Dabei mit Stein

Holger hatte einen dieser neumodischen Jobs, oder wie die Ratgebersendungen zelebrierten: einen Job des heutigen modernen Menschen. Er war Sitzer. Ja, er saß ganze acht Stunden und manchmal auch mehr. Sogar die Mittagspause verbrachte er im Sitzen. Wer isst auch schon im Stehen? Nur manchmal zwang ihn die Kaffeemaschine zu einigen wenigen…anstrengenden… Schritten.

Eben jene Ratgebersendungen warnten! Ungesund! Die Bandscheibe, ohja, oh Gott, oh schlimm… die Bandscheibe!!! Holger war nicht dumm und gewiss nicht ignorant. Als Diplom-Sitzer wusste er, dass was zu tun… getan werden muss… theoretisch wäre es ja nötig… nun ja, irgendwie schaffte er es tatsächlich, Neujahr mit jeder Menge guter Vorsätze in einen dieser Geräteschuppen zu trotten.

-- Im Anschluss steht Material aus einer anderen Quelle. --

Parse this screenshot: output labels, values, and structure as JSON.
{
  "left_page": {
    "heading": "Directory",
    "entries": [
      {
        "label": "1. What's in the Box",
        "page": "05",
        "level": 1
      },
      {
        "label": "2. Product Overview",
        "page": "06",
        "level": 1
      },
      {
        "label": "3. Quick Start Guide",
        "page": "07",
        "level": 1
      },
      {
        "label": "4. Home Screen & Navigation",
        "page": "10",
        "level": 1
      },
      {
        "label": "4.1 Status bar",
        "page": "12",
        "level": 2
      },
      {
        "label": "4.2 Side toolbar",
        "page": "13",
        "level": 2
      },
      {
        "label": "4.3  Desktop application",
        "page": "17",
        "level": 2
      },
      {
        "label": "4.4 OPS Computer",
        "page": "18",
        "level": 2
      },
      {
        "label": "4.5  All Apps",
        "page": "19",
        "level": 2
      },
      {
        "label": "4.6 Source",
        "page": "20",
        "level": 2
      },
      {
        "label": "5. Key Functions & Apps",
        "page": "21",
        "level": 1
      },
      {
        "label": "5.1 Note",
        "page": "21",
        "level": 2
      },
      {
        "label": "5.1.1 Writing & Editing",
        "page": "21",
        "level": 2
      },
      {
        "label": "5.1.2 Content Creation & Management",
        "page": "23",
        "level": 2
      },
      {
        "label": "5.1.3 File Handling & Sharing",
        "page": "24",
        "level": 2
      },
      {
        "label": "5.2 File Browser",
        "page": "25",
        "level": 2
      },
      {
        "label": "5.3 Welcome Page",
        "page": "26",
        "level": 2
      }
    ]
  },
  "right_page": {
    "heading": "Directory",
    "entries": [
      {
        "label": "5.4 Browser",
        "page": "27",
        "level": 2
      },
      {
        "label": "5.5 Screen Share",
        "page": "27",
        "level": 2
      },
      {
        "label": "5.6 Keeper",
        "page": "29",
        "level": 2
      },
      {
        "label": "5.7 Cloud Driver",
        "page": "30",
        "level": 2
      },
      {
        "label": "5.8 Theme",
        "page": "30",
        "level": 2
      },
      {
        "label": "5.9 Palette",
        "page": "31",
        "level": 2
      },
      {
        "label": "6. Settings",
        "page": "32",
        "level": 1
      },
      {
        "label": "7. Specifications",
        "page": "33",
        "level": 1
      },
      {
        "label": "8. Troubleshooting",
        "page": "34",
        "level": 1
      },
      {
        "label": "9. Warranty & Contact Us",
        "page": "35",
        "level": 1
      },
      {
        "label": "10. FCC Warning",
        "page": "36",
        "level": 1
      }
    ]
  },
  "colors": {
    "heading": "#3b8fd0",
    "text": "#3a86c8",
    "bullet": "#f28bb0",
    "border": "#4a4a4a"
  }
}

Und einen Monat später wieder raus.

„Fehlt die frische Luft. Bin ja schon den ganzen Tag drinne.“

Da kam eines Tages der Fensterputzer zu den Diplom-Sitzern. Während Holgers Kollegen alle konzentriert an ihren Schreibtischen saßen, um ihre Deadline einzuhalten, schaute er mit Neid und Interesse auf den sehr breit nach oben auslaufenden Rücken des Saubermanns. Er schien beinahe das ärmellose Shirt zu sprengen. Holger konnte nicht mehr an sich halten:

„Wie machen Sie das?“

„Schau her!“

Er nahm den Eimer und krachte ihn auf den Tisch. Etwas Wasser schwappte über den Rand. Der Fensterputzer griff sodann an seine rechte Pobacke und zauberte ein blau-weiß kariertes Handtuch hervor. Sanft streichelte er damit den Tisch.

„Wow.“

Der Fensterputzer zwinkerte nur.

Beeindruckt von dieser Schau überlegte Holger lange. Ja, die ganze Nacht, die er ausnahmsweise im Liegen verbrachte. Etwas Schweres musste her und scheinbar musste man eine aufrechte Haltung einnehmen.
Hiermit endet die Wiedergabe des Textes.